There are several things that could happen. Twitter could be the target of lawsuits, claiming that the board was not living up to its fiduciary responsibilities. That could create major problems for the board, especially if they win, which is quite possible. Elon Musk is offering a premium for the company’s stock, but the board is trying to prevent the deal from becoming reality. But, any judge would have to consider what would have been best for the investor.
Then again, Musk could start a proxy fight and if he could get 51% of the votes either by buying stock or getting a proxy from investors totaling at least 51%. Should that happen, he could fire the board and stop the sale of the additional stock. In this scenario, he could very well end up owning Twitter, although it is doubtful that he could buy all of the stock and take the company private. But, he would have control.
The third option is Musk finding someone who could come forward with a larger bid, who would be acceptable to the Gestapo at Twitter. In fact, another possible suitor has come forward and they have bought more stock than Musk has. Thoma Bravo, a private-equity firm owned by Puerto Rican billionaire Orlando Bravo, has made it clear that they intend to outbid Musk for Twitter. But, if they do, Musk can dump his stock for much more than he paid for it. The profits could go to building his own site. He really can’t lose no matter what happens.
The Daily Wire reported Friday:
“Twitter, Inc. today announced that its Board of Directors has unanimously adopted a limited duration shareholder rights plan (the ‘Rights Plan’),” a press release from the company said. “The Board adopted the Rights Plan following an unsolicited, non-binding proposal to acquire Twitter.”
“The Rights Plan is intended to enable all shareholders to realize the full value of their investment in Twitter,” it continued. “The Rights Plan will reduce the likelihood that any entity, person or group gains control of Twitter through open market accumulation without paying all shareholders an appropriate control premium or without providing the Board sufficient time to make informed judgments and take actions that are in the best interests of shareholders.”
“The Rights Plan does not prevent the Board from engaging with parties or accepting an acquisition proposal if the Board believes that it is in the best interests of Twitter and its shareholders,” Twitter said.

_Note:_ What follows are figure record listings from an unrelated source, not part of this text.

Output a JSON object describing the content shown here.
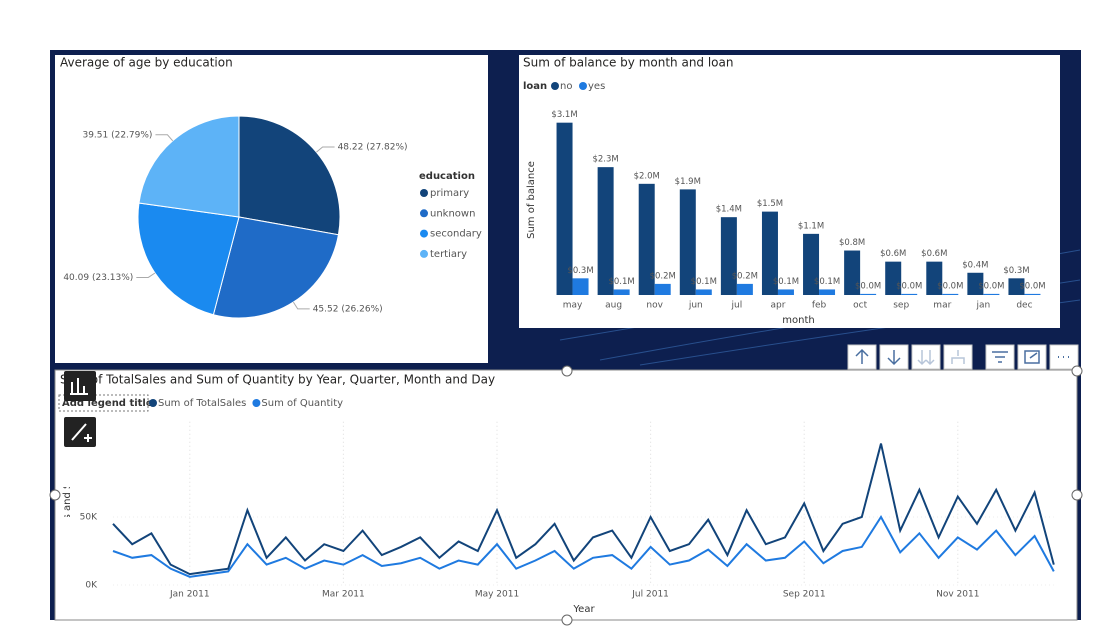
{
  "chart_data": [
    {
      "type": "pie",
      "title": "Average of age by education",
      "legend_title": "education",
      "categories": [
        "primary",
        "unknown",
        "secondary",
        "tertiary"
      ],
      "values": [
        48.22,
        45.52,
        40.09,
        39.51
      ],
      "value_labels": [
        "48.22 (27.82%)",
        "45.52 (26.26%)",
        "40.09 (23.13%)",
        "39.51 (22.79%)"
      ],
      "colors": [
        "#12447a",
        "#1f6bc7",
        "#1a8af0",
        "#5db3f7"
      ]
    },
    {
      "type": "bar",
      "title": "Sum of balance by month and loan",
      "legend_title": "loan",
      "x_label": "month",
      "y_label": "Sum of balance",
      "categories": [
        "may",
        "aug",
        "nov",
        "jun",
        "jul",
        "apr",
        "feb",
        "oct",
        "sep",
        "mar",
        "jan",
        "dec"
      ],
      "series": [
        {
          "name": "no",
          "color": "#12447a",
          "values": [
            3100000,
            2300000,
            2000000,
            1900000,
            1400000,
            1500000,
            1100000,
            800000,
            600000,
            600000,
            400000,
            300000
          ],
          "value_labels": [
            "$3.1M",
            "$2.3M",
            "$2.0M",
            "$1.9M",
            "$1.4M",
            "$1.5M",
            "$1.1M",
            "$0.8M",
            "$0.6M",
            "$0.6M",
            "$0.4M",
            "$0.3M"
          ]
        },
        {
          "name": "yes",
          "color": "#1f7ae0",
          "values": [
            300000,
            100000,
            200000,
            100000,
            200000,
            100000,
            100000,
            20000,
            20000,
            20000,
            20000,
            20000
          ],
          "value_labels": [
            "$0.3M",
            "$0.1M",
            "$0.2M",
            "$0.1M",
            "$0.2M",
            "$0.1M",
            "$0.1M",
            "$0.0M",
            "$0.0M",
            "$0.0M",
            "$0.0M",
            "$0.0M"
          ]
        }
      ],
      "ylim": [
        0,
        3400000
      ]
    },
    {
      "type": "line",
      "title": "Sum of TotalSales and Sum of Quantity by Year, Quarter, Month and Day",
      "legend_title": "Add legend title",
      "x_label": "Year",
      "y_label": "Sum of TotalSales and Sum of Quantity",
      "x": [
        0,
        0.25,
        0.5,
        0.75,
        1,
        1.25,
        1.5,
        1.75,
        2,
        2.25,
        2.5,
        2.75,
        3,
        3.25,
        3.5,
        3.75,
        4,
        4.25,
        4.5,
        4.75,
        5,
        5.25,
        5.5,
        5.75,
        6,
        6.25,
        6.5,
        6.75,
        7,
        7.25,
        7.5,
        7.75,
        8,
        8.25,
        8.5,
        8.75,
        9,
        9.25,
        9.5,
        9.75,
        10,
        10.25,
        10.5,
        10.75,
        11,
        11.25,
        11.5,
        11.75,
        12,
        12.25
      ],
      "series": [
        {
          "name": "Sum of TotalSales",
          "color": "#12447a",
          "values": [
            45000,
            30000,
            38000,
            15000,
            8000,
            10000,
            12000,
            55000,
            20000,
            35000,
            18000,
            30000,
            25000,
            40000,
            22000,
            28000,
            35000,
            20000,
            32000,
            25000,
            55000,
            20000,
            30000,
            45000,
            18000,
            35000,
            40000,
            20000,
            50000,
            25000,
            30000,
            48000,
            22000,
            55000,
            30000,
            35000,
            60000,
            25000,
            45000,
            50000,
            104000,
            40000,
            70000,
            35000,
            65000,
            45000,
            70000,
            40000,
            68000,
            15000
          ]
        },
        {
          "name": "Sum of Quantity",
          "color": "#1f7ae0",
          "values": [
            25000,
            20000,
            22000,
            12000,
            6000,
            8000,
            10000,
            30000,
            15000,
            20000,
            12000,
            18000,
            15000,
            22000,
            14000,
            16000,
            20000,
            12000,
            18000,
            15000,
            30000,
            12000,
            18000,
            25000,
            12000,
            20000,
            22000,
            12000,
            28000,
            15000,
            18000,
            26000,
            14000,
            30000,
            18000,
            20000,
            32000,
            16000,
            25000,
            28000,
            50000,
            24000,
            38000,
            20000,
            35000,
            26000,
            40000,
            22000,
            36000,
            10000
          ]
        }
      ],
      "xlim": [
        0,
        12.25
      ],
      "xticks": [
        {
          "value": 1,
          "label": "Jan 2011"
        },
        {
          "value": 3,
          "label": "Mar 2011"
        },
        {
          "value": 5,
          "label": "May 2011"
        },
        {
          "value": 7,
          "label": "Jul 2011"
        },
        {
          "value": 9,
          "label": "Sep 2011"
        },
        {
          "value": 11,
          "label": "Nov 2011"
        }
      ],
      "ylim": [
        0,
        120000
      ],
      "yticks": [
        {
          "value": 0,
          "label": "0K"
        },
        {
          "value": 50000,
          "label": "50K"
        }
      ],
      "grid": true
    }
  ]
}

“Under the Rights Plan, the rights will become exercisable if an entity, person or group acquires beneficial ownership of 15% or more of Twitter’s outstanding common stock in a transaction not approved by the Board,” the company added. “In the event that the rights become exercisable due to the triggering ownership threshold being crossed, each right will entitle its holder (other than the person, entity or group triggering the Rights Plan, whose rights will become void and will not be exercisable) to purchase, at the then-current exercise price, additional shares of common stock having a then-current market value of twice the exercise price of the right.”